Siyaset ciddi bir iştir. Ciddi bir iş olması lazım. Ciddi insanların siyaset yapması lazım. Hele şu iletişim çağında siyaset sahnesindeki bir isim ne dediğine, ne yaptığına çok daha dikkat etmesi lazım. Çünkü her şey kayıt altında. Hem de iki türlü. Bir yazıcı melekler yazıyor. Birde tarih kaydediyor, kameralar kaydediyor, insanlar tanık oluyor.

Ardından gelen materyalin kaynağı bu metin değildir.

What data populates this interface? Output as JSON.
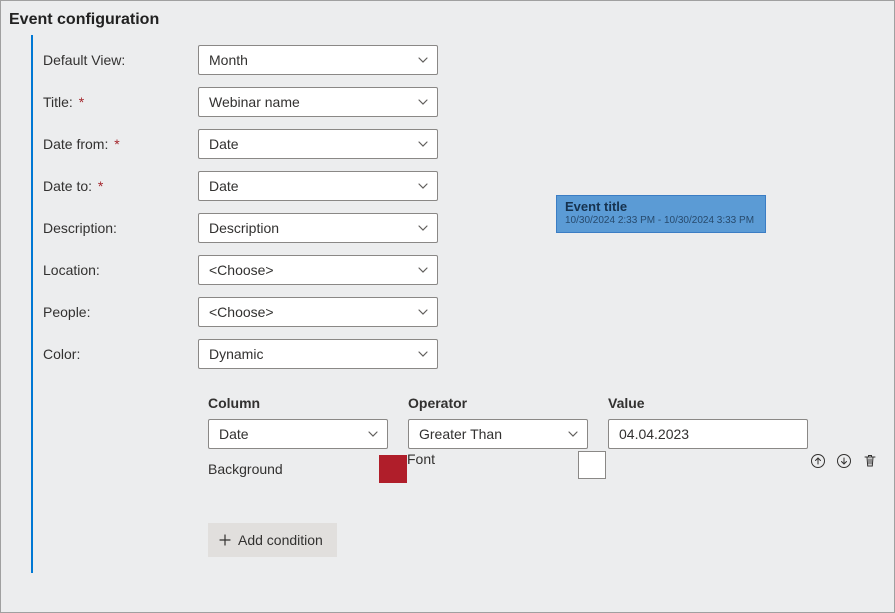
{
  "heading": "Event configuration",
  "fields": {
    "default_view": {
      "label": "Default View:",
      "value": "Month",
      "required": false
    },
    "title": {
      "label": "Title:",
      "value": "Webinar name",
      "required": true
    },
    "date_from": {
      "label": "Date from:",
      "value": "Date",
      "required": true
    },
    "date_to": {
      "label": "Date to:",
      "value": "Date",
      "required": true
    },
    "description": {
      "label": "Description:",
      "value": "Description",
      "required": false
    },
    "location": {
      "label": "Location:",
      "value": "<Choose>",
      "required": false
    },
    "people": {
      "label": "People:",
      "value": "<Choose>",
      "required": false
    },
    "color": {
      "label": "Color:",
      "value": "Dynamic",
      "required": false
    }
  },
  "required_mark": "*",
  "preview": {
    "title": "Event title",
    "time": "10/30/2024 2:33 PM - 10/30/2024 3:33 PM"
  },
  "conditions": {
    "headers": {
      "column": "Column",
      "operator": "Operator",
      "value": "Value"
    },
    "row": {
      "column": "Date",
      "operator": "Greater Than",
      "value": "04.04.2023",
      "background_label": "Background",
      "background_color": "#b01e2a",
      "font_label": "Font",
      "font_color": "#ffffff"
    },
    "add_label": "Add condition"
  }
}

Bu bağlamda kaç gündür ülkemiz gündeminde bir cami tartışması var. Yazıktır, günahtır diyorum. İftirayı az çok hepimiz biliriz. Dinimiz şiddetle yasaklar. Hatta Allah (c.c), aleyhinde konuşulan kişinin affetmediği sürece affetmeyeceğini bildirir. Hele toplumun önündeki kişilerin iftiraya yönelmesi tamiri güç hasarlar ortaya çıkarır.
Neydi iftira? Olmayan bir şeyi olmuş gibi anlatmak veya nakletmek. Ya da iftira, bir kimseyi veya bir şeyi elde etmek veya o şeyi başkalarından kıskanıp, zarar verme düşüncesinden kaynaklanmaktadır. Her halükârda, dünya için önemli olan bir nesneye karşı olan zaafın neticesinde iftira yapılır.
“Size şeytanların kimler üzerine inip durduğunu haber vereyim mi? Her günahkâr iftiracı, yalancı, sahtekâr üzerine iner. Bunlar (şeytanın iftira ve yalanına) kulak verirler. Çoğu ise yalancıdır.” (Şuara, 221-223).
“Yalan söyleyenler, iftira edenler, ancak Allah’ın ayetlerine inanmayanlardır. İşte onlar, yalancıların ta kendileridir.” (Nahl 105)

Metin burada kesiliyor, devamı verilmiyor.